We walked quietly across the big parlor on the fifth floor. The noise seemed to be coming from down the west wing. I led Kate to the end of the hall where there were two doors. I opened the first one and it was filled with old washing machines, stoves, and a huge iron boiler. I looked around, but the noise wasn’t coming from there.
I closed the door and we walked to the last door in the wing. Both of us leaned our heads against the white painted wood door. I could faintly hear the water running behind it.
I reached out and knocked.
Nobody answered.
“Open it,” Kate whispered.
“What if someone’s in there?” I whispered back.
“Isn’t that what we’re trying to find out?”
Kate reached out and turned the doorknob. It felt good letting her go ahead of me. It spoke volumes about what a believer I was in guys and girls both experiencing equal amounts of potential horror. I didn’t want her for a second to think that I thought girls were less capable of going through strange doors and getting mauled first.

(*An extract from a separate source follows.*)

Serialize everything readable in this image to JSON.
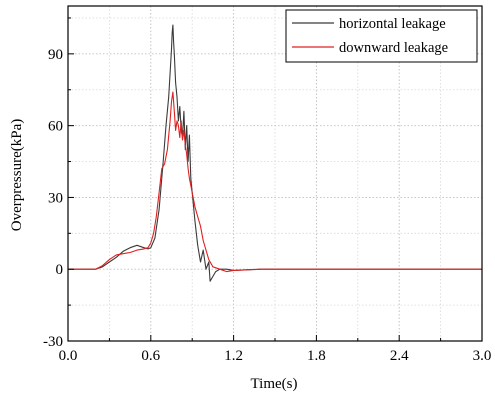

Kate opened the door slowly, and the sound of running water was loud and clear. There were no lights on in the room so I bravely stuck my hand in and flipped on the light switch. Nothing happened. Kate and I stepped in anyway.

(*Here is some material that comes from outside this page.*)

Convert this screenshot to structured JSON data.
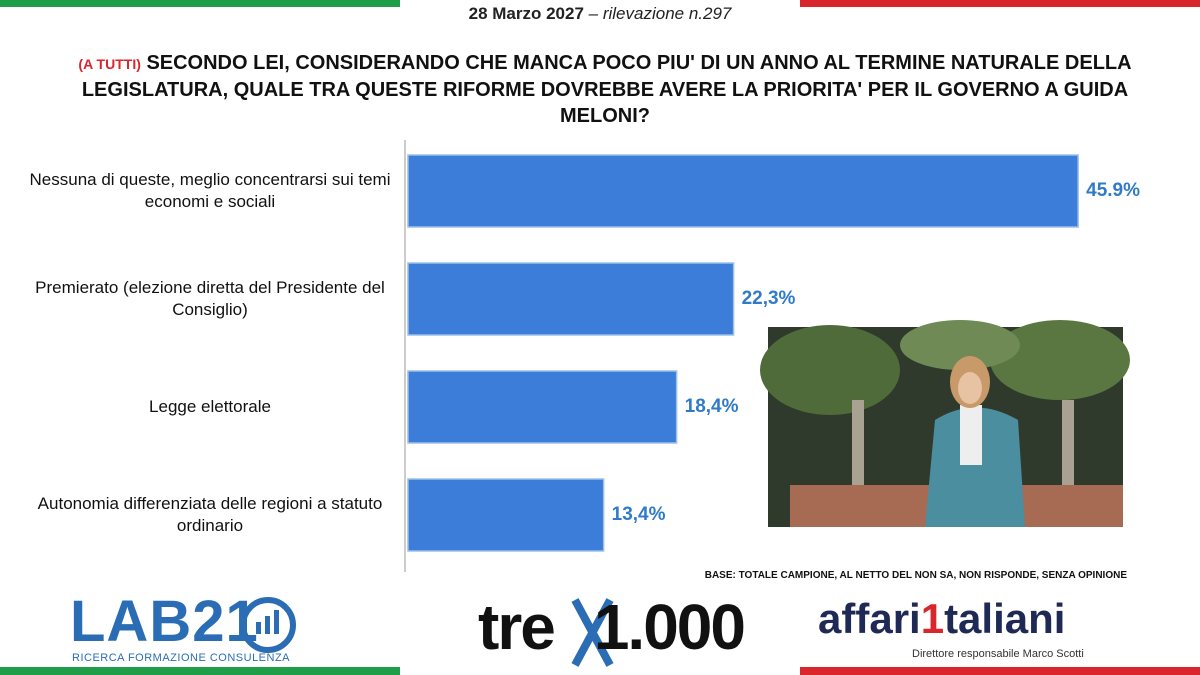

It was a very large bathroom with two sinks, a toilet in the corner, and a large claw-foot tub near the far wall. There was also a large lounging area with a tiny couch and a fancy end table. I suppose the lounge area was designed for whoever was
taking the bath to be able to sit and wait for their water to fill. Big, ornately framed mirrors hung on the walls, and there was a chandelier in the shape of a tree hanging from the ceiling. There was another door between two windows on the largest wall. We could clearly see that the faucet of one of the sinks was on and running. The sink basin was shallow and filled with water that was now flowing over the side of the sink onto the white tiled floor.